Kebijakan tersebut berupaya menjaga pasokan batu bara selama 20 hari untuk pembangkit listrik lokal, atau sekitar 5,1 metrik ton. Namun, hingga 1 Januari, penambang batu bara lokal hanya memenuhi kurang dari 1 persen dari pasokan yang dibutuhkan, kata Ridwan Jamaluddin, Direktur Jenderal Mineral dan Batubara Kementerian Energi dan Sumber Daya Mineral, dalam sebuah pernyataan.
“Mengapa ekspor dilarang untuk semua orang? Kami tidak bisa menahannya, dan itu hanya sementara. Jika larangan itu tidak dilaksanakan, lebih dari 20 pembangkit listrik dengan kapasitas gabungan 10.850 megawatt akan dimatikan,” kata Ridwan dalam pernyataannya.
“Jika tidak ada tindakan strategis yang diambil, pemadaman listrik yang meluas mungkin terjadi,” katanya, seraya menambahkan bahwa pemerintah berencana untuk meninjau kembali larangan tersebut setelah 5 Januari.
Ini adalah larangan kedua dalam waktu kurang dari satu tahun setelah pemerintah menghentikan ekspor batu bara dari 34 penambang batu bara Agustus lalu karena gagal memenuhi DMO mereka dalam tujuh bulan sebelumnya.
Reaksi bisnis
Arsjad Rasjid, Ketua Kamar Dagang dan Industri (Kadin) Indonesia, mengatakan pihaknya mendukung kebijakan pemerintah untuk menjamin pasokan listrik nasional. Namun, dia menyayangkan penerapan sweeping ban secara sepihak dan tergesa-gesa yang bisa membahayakan pemulihan ekonomi dan iklim investasi Indonesia.
“Pemerintah tidak bekerja sendiri. Ada peran penting dunia usaha dalam pemulihan ekonomi nasional di masa pandemi. Jadi kami sangat berharap kebijakan pemerintah yang berdampak pada dunia usaha dan perekonomian nasional, seperti larangan penggunaan batu bara. ekspor, harus dibicarakan bersama,” kata Arsjad.
Arsjad yang juga Presiden Direktur di salah satu grup penambang batu bara ternama Indonesia, Indika Energy, mengatakan lonjakan harga batu bara dalam beberapa bulan terakhir telah membantu ekspor Indonesia mengungguli sektor lain dan membantu pemulihan ekonomi Indonesia.
Negara Asia Tenggara adalah eksportir batubara termal terbesar di dunia, dengan perkiraan 400 juta metrik diekspor pada tahun 2020, terutama ke Cina, India, Jepang, dan Korea Selatan.
Kadin juga mempertanyakan pernyataan pemerintah soal kelangkaan pasokan batu bara dalam negeri.
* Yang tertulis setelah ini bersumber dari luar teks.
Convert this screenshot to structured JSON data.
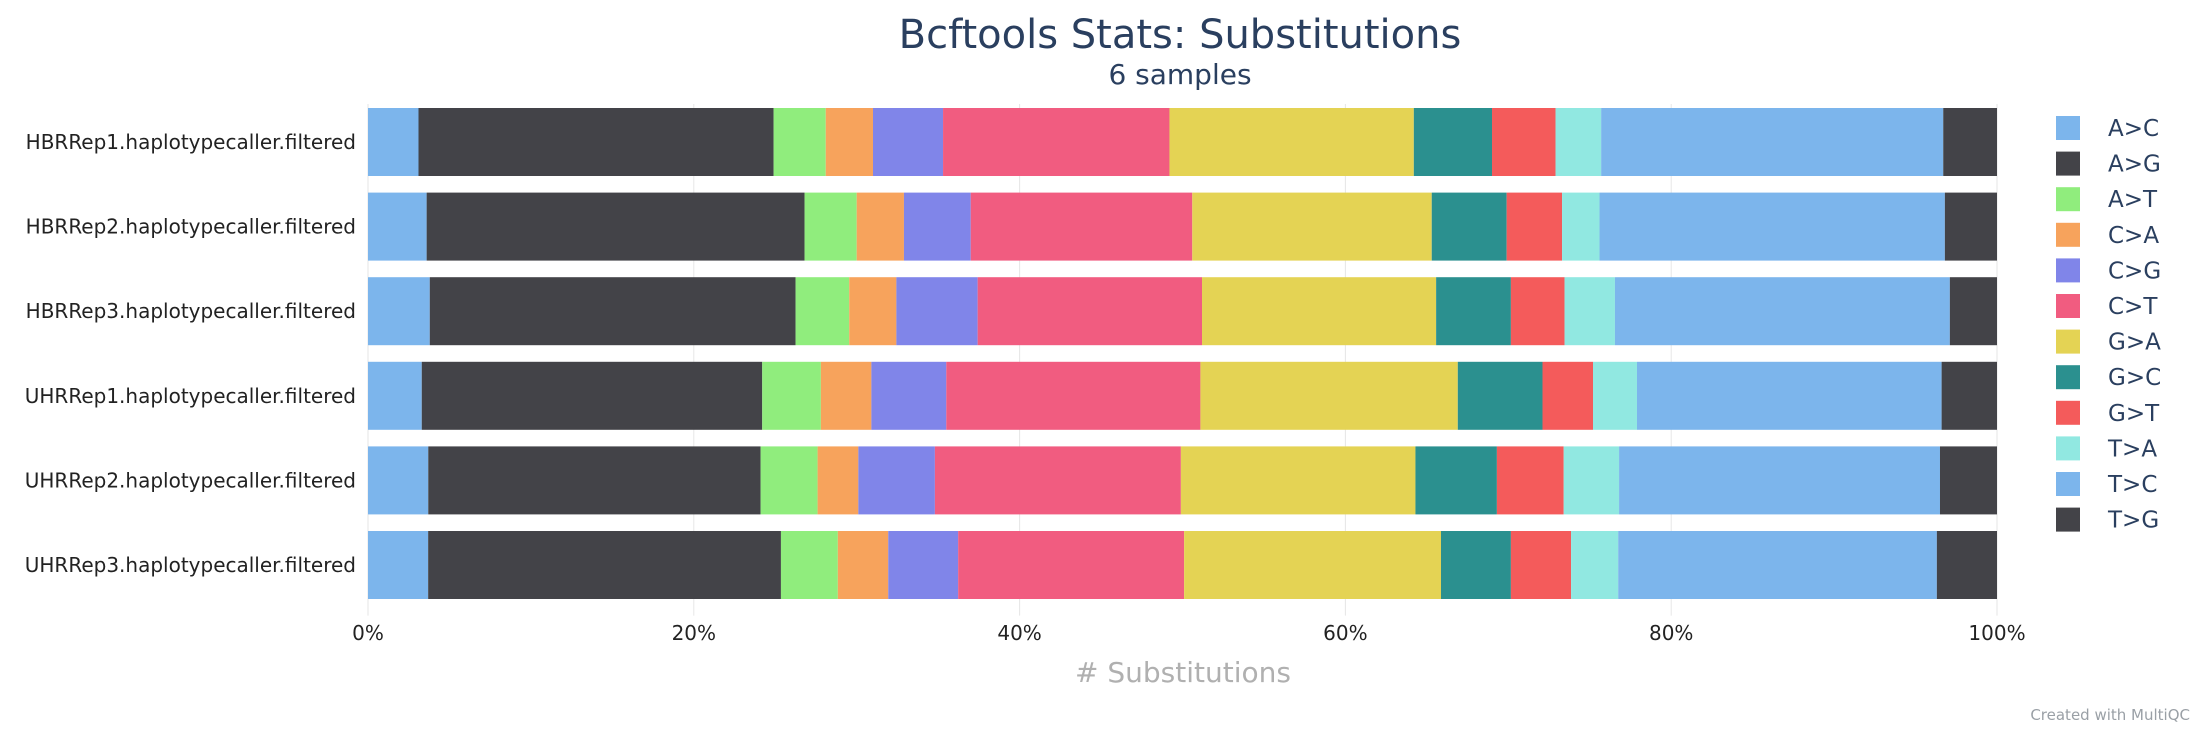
{
  "chart_data": {
    "type": "bar",
    "orientation": "horizontal",
    "stacked": "percent",
    "title": "Bcftools Stats: Substitutions",
    "subtitle": "6 samples",
    "xlabel": "# Substitutions",
    "ylabel": "",
    "xlim": [
      0,
      100
    ],
    "x_ticks": [
      "0%",
      "20%",
      "40%",
      "60%",
      "80%",
      "100%"
    ],
    "grid": true,
    "legend_position": "right",
    "categories": [
      "HBRRep1.haplotypecaller.filtered",
      "HBRRep2.haplotypecaller.filtered",
      "HBRRep3.haplotypecaller.filtered",
      "UHRRep1.haplotypecaller.filtered",
      "UHRRep2.haplotypecaller.filtered",
      "UHRRep3.haplotypecaller.filtered"
    ],
    "series": [
      {
        "name": "A>C",
        "color": "#7cb5ec",
        "values": [
          3.1,
          3.6,
          3.8,
          3.3,
          3.7,
          3.7
        ]
      },
      {
        "name": "A>G",
        "color": "#434348",
        "values": [
          21.8,
          23.2,
          22.5,
          20.9,
          20.4,
          21.7
        ]
      },
      {
        "name": "A>T",
        "color": "#90ed7d",
        "values": [
          3.2,
          3.2,
          3.3,
          3.6,
          3.5,
          3.5
        ]
      },
      {
        "name": "C>A",
        "color": "#f7a35c",
        "values": [
          2.9,
          2.9,
          2.9,
          3.1,
          2.5,
          3.1
        ]
      },
      {
        "name": "C>G",
        "color": "#8085e9",
        "values": [
          4.3,
          4.1,
          5.0,
          4.6,
          4.7,
          4.3
        ]
      },
      {
        "name": "C>T",
        "color": "#f15c80",
        "values": [
          13.9,
          13.6,
          13.8,
          15.6,
          15.1,
          13.9
        ]
      },
      {
        "name": "G>A",
        "color": "#e4d354",
        "values": [
          15.0,
          14.7,
          14.4,
          15.8,
          14.4,
          15.8
        ]
      },
      {
        "name": "G>C",
        "color": "#2b908f",
        "values": [
          4.8,
          4.6,
          4.6,
          5.2,
          5.0,
          4.3
        ]
      },
      {
        "name": "G>T",
        "color": "#f45b5b",
        "values": [
          3.9,
          3.4,
          3.3,
          3.1,
          4.1,
          3.7
        ]
      },
      {
        "name": "T>A",
        "color": "#91e8e1",
        "values": [
          2.8,
          2.3,
          3.1,
          2.7,
          3.4,
          2.9
        ]
      },
      {
        "name": "T>C",
        "color": "#7cb5ec",
        "values": [
          21.0,
          21.2,
          20.6,
          18.7,
          19.7,
          19.6
        ]
      },
      {
        "name": "T>G",
        "color": "#434348",
        "values": [
          3.3,
          3.2,
          2.9,
          3.4,
          3.5,
          3.7
        ]
      }
    ]
  },
  "credit": "Created with MultiQC"
}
Arsjad mengatakan, tidak semua pembangkit listrik, termasuk yang dioperasikan oleh produsen listrik independen, mengalami kelangkaan batu bara yang kritis.
“Anggota Kadin banyak yang merupakan perusahaan pemasok batu bara, dan mereka telah berusaha semaksimal mungkin untuk memenuhi kontrak penjualan dan peraturan penjualan batu bara untuk kelistrikan nasional,” kata Arsjad.
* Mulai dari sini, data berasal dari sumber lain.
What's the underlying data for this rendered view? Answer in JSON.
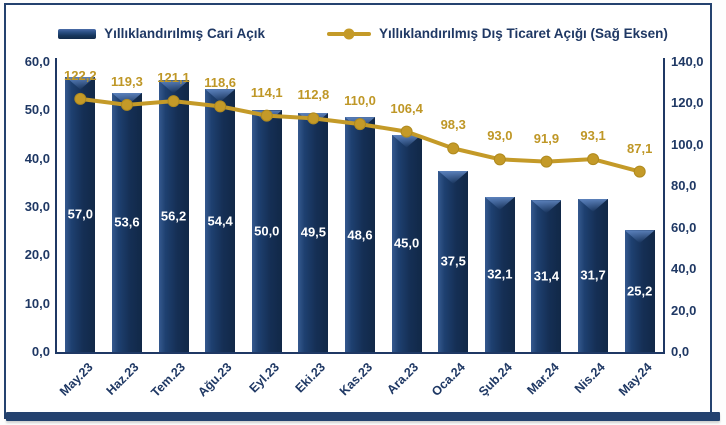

Karena itu, Kadin berharap pemerintah bisa menerapkan sistem reward and punishment yang adil dan konsisten, bukan larangan menyeluruh bagi semua perusahaan batu bara.
Arsjad meminta pemerintah mengkaji ulang larangan ekspor batu bara, terutama karena banyak perusahaan penambang yang memiliki kontrak dengan luar negeri. Jika tidak, akan merusak citra negara terkait konsistensi kebijakan dalam berbisnis.
“Reputasi Indonesia sebagai pemasok batu bara global akan tercoreng,” kata Arsjad.
Apalagi upaya kita untuk menarik investasi sebagai negara yang ramah investor dan iklim usaha yang pasti dan dilindungi undang-undang akan menurunkan reputasinya. Minat investor di sektor pertambangan, mineral, dan batubara akan berkurang karena sektor tersebut dianggap tidak bisa memberikan kepastian bagi pelaku usaha,” katanya.